Li Jinjin, Xiong Shuwen, Shi Hua, Cui Feifei, Zhang Zilong, Wei Leyi
Faculty of Applied Sciences, Macao Polytechnic University, R. de Luís Gonzaga Gomes, Macao 999078, China.
School of Optoelectronic and Communication Engineering, Xiamen University of Technology, Xiamen 361024, China.
J Chem Inf Model. 2025 May 12;65(9):4740-4750. doi: 10.1021/acs.jcim.5c00444. Epub 2025 Apr 21.
Neuropeptides are key signaling molecules that regulate fundamental physiological processes ranging from metabolism to cognitive function. However, accurate identification is a huge challenge due to sequence heterogeneity, obscured functional motifs and limited experimentally validated data. Accurate identification of neuropeptides is critical for advancing neurological disease therapeutics and peptide-based drug design. Existing neuropeptide identification methods rely on manual features combined with traditional machine learning methods, which are difficult to capture the deep patterns of sequences. To address these limitations, we propose NeuroPred-AIMP (adaptive integrated multimodal predictor), an interpretable model that synergizes global semantic representation of the protein language model (ESM) and the multiscale structural features of the temporal convolutional network (TCN). The model introduced the adaptive features fusion mechanism of residual enhancement to dynamically recalibrate feature contributions, to achieve robust integration of evolutionary and local sequence information. The experimental results demonstrated that the proposed model showed excellent comprehensive performance on the independence test set, with an accuracy of 92.3% and the AUROC of 0.974. Simultaneously, the model showed good balance in the ability to identify positive and negative samples, with a sensitivity of 92.6% and a specificity of 92.1%, with a difference of less than 0.5%. The result fully confirms the effectiveness of the multimodal features strategy in the task of neuropeptide recognition.

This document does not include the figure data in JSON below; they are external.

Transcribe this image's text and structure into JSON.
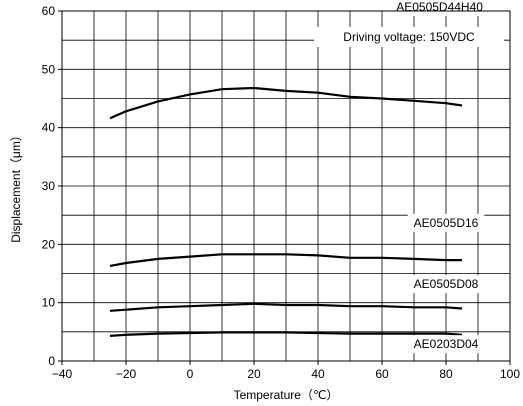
{
  "chart_data": {
    "type": "line",
    "xlabel": "Temperature（℃）",
    "ylabel": "Displacement（μm）",
    "xlim": [
      -40,
      100
    ],
    "ylim": [
      0,
      60
    ],
    "xticks": [
      -40,
      -20,
      0,
      20,
      40,
      60,
      80,
      100
    ],
    "xtick_labels": [
      "−40",
      "−20",
      "0",
      "20",
      "40",
      "60",
      "80",
      "100"
    ],
    "yticks": [
      0,
      10,
      20,
      30,
      40,
      50,
      60
    ],
    "ytick_labels": [
      "0",
      "10",
      "20",
      "30",
      "40",
      "50",
      "60"
    ],
    "grid": true,
    "annotation": "Driving voltage: 150VDC",
    "series": [
      {
        "name": "AE0505D44H40",
        "x": [
          -25,
          -20,
          -10,
          0,
          10,
          20,
          30,
          40,
          50,
          60,
          70,
          80,
          85
        ],
        "y": [
          41.6,
          42.8,
          44.5,
          45.7,
          46.6,
          46.8,
          46.3,
          46.0,
          45.3,
          45.0,
          44.6,
          44.2,
          43.8
        ]
      },
      {
        "name": "AE0505D16",
        "x": [
          -25,
          -20,
          -10,
          0,
          10,
          20,
          30,
          40,
          50,
          60,
          70,
          80,
          85
        ],
        "y": [
          16.3,
          16.8,
          17.5,
          17.9,
          18.3,
          18.3,
          18.3,
          18.1,
          17.7,
          17.7,
          17.5,
          17.3,
          17.3
        ]
      },
      {
        "name": "AE0505D08",
        "x": [
          -25,
          -20,
          -10,
          0,
          10,
          20,
          30,
          40,
          50,
          60,
          70,
          80,
          85
        ],
        "y": [
          8.6,
          8.8,
          9.2,
          9.4,
          9.6,
          9.8,
          9.6,
          9.6,
          9.4,
          9.4,
          9.2,
          9.2,
          9.0
        ]
      },
      {
        "name": "AE0203D04",
        "x": [
          -25,
          -20,
          -10,
          0,
          10,
          20,
          30,
          40,
          50,
          60,
          70,
          80,
          85
        ],
        "y": [
          4.3,
          4.5,
          4.7,
          4.8,
          4.9,
          4.9,
          4.9,
          4.8,
          4.7,
          4.7,
          4.7,
          4.7,
          4.5
        ]
      }
    ]
  }
}
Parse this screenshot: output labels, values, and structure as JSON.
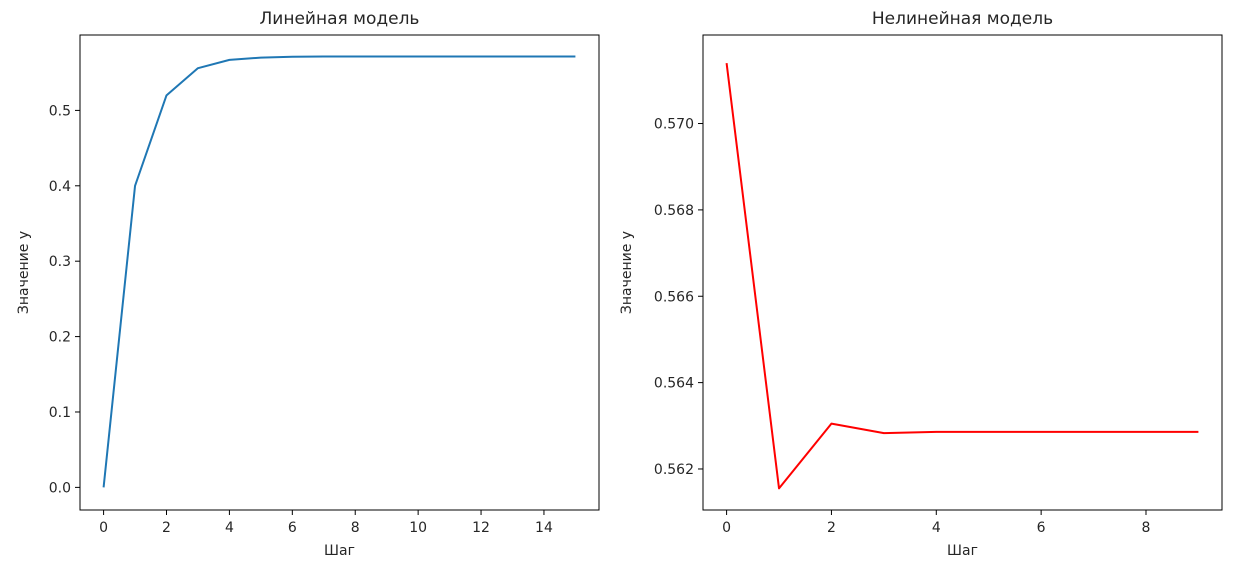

神经肽是调节从新陈代谢到认知功能等基本生理过程的关键信号分子。然而,由于序列异质性、功能基序模糊以及实验验证数据有限,准确识别是一项巨大挑战。神经肽的准确识别对于推进神经疾病治疗和基于肽的药物设计至关重要。现有的神经肽识别方法依赖于人工特征与传统机器学习方法相结合,难以捕捉序列的深层模式。为解决这些局限性,我们提出了NeuroPred-AIMP(自适应集成多模态预测器),这是一种可解释的模型,它将蛋白质语言模型(ESM)的全局语义表示与时间卷积网络(TCN)的多尺度结构特征相结合。该模型引入了残差增强的自适应特征融合机制,以动态重新校准特征贡献,实现进化信息和局部序列信息的稳健整合。实验结果表明,所提出的模型在独立测试集上表现出优异的综合性能,准确率为92.3%,曲线下面积(AUROC)为0.974。同时,该模型在识别正样本和负样本的能力上表现出良好的平衡,灵敏度为92.6%,特异性为92.1%,差异小于0.5%。结果充分证实了多模态特征策略在神经肽识别任务中的有效性。